Oil prices were largely steady on Wednesday, hovering near a four-week high hit a day earlier after top exporter Saudi Arabia said it was determined to end a supply glut.
Brent crude, the global benchmark, was up 8 cents at $58.41 a barrel after settling on Tuesday up 96 cents, or 1.7 percent. US West Texas Intermediate crude was trading down 4 cents at $52.43.
Saudi Arabia’s Energy Minister Khalid al-Falih said on Wednesday the focus remained on reducing oil stocks in industrialised countries to their five-year average and raised the prospect of prolonged output restraint once an OPEC-led supply-cutting pact ends.

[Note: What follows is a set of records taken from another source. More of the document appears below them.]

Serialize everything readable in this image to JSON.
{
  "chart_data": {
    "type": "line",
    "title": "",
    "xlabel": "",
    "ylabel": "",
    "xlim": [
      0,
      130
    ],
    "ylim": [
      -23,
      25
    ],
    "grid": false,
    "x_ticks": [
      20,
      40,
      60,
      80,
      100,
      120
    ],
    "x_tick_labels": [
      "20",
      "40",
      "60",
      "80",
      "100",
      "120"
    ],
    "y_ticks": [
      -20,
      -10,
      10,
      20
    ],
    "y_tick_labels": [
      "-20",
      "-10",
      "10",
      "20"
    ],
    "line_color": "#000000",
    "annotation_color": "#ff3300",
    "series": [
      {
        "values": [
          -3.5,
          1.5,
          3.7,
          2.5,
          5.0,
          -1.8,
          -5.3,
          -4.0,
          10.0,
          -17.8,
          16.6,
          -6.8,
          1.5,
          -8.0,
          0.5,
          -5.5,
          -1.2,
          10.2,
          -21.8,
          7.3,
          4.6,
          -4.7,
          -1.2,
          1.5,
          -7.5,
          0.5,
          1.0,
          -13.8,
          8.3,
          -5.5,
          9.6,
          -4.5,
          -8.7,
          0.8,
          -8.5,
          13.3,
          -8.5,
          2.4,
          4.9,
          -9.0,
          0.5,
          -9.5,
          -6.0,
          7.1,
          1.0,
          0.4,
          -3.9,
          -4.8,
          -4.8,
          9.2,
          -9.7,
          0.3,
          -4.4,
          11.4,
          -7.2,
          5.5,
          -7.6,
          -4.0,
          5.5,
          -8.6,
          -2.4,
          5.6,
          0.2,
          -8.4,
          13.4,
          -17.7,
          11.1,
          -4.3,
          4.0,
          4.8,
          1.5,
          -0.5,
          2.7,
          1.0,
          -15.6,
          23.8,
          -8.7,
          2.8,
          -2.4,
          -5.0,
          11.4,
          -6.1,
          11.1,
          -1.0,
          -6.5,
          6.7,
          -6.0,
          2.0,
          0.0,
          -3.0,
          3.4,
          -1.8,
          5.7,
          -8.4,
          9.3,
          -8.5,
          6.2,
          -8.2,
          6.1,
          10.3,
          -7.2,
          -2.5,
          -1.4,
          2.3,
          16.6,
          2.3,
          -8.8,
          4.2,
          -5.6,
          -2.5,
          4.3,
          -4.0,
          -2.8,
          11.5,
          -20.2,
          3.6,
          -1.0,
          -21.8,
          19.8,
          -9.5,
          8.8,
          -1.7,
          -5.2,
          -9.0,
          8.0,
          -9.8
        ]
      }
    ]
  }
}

The Organization of the Petroleum Exporting Countries (OPEC), plus Russia and nine other producers, have cut oil output by about 1.8 million barrels per day (bpd) since January. The pact runs to March 2018, but they are considering extending it.
"OPEC is holding a line on the production cuts," said Tony Nunan, oil risk manager at Mitsubishi Corp in Tokyo. "Even though shale (output) is now rebounding, the stocks are drawing, and now we're heading into the winter season, so the market is strong."
US crude stocks rose by 519,000 barrels last week, industry group the American Petroleum Institute said on Tuesday. That compared with analysts' expectations for a decline of 2.6 million barrels.
Gasoline inventories fell by 5.8 million barrels, compared with analysts’ expectations for a 17,000 barrel decline. Distillate fuel stockpiles, which include diesel and heating oil, fell by 4.9 million barrels, compared with expectations for an 860,000 barrel drop, the API data showed.
The US Energy Information Administration will release official government inventory data later on Wednesday.
The disruptions to exports from Iraq, OPEC's second-largest producer, as Iraqi pro-government paramilitaries fight against Kurdish separatists have also provided support to oil prices.
Crude oil flows through the Iraqi Kurdistan pipeline to Turkey's port of Ceyhan were up slightly at 300,000 bpd on Tuesday, about half the level before the Iraqi takeover of Kirkuk.
“The situation is Iraq is pushing prices up a little bit, but it’s going to be different than before because the higher the prices go, the more the shale can rebound,” Nunan said.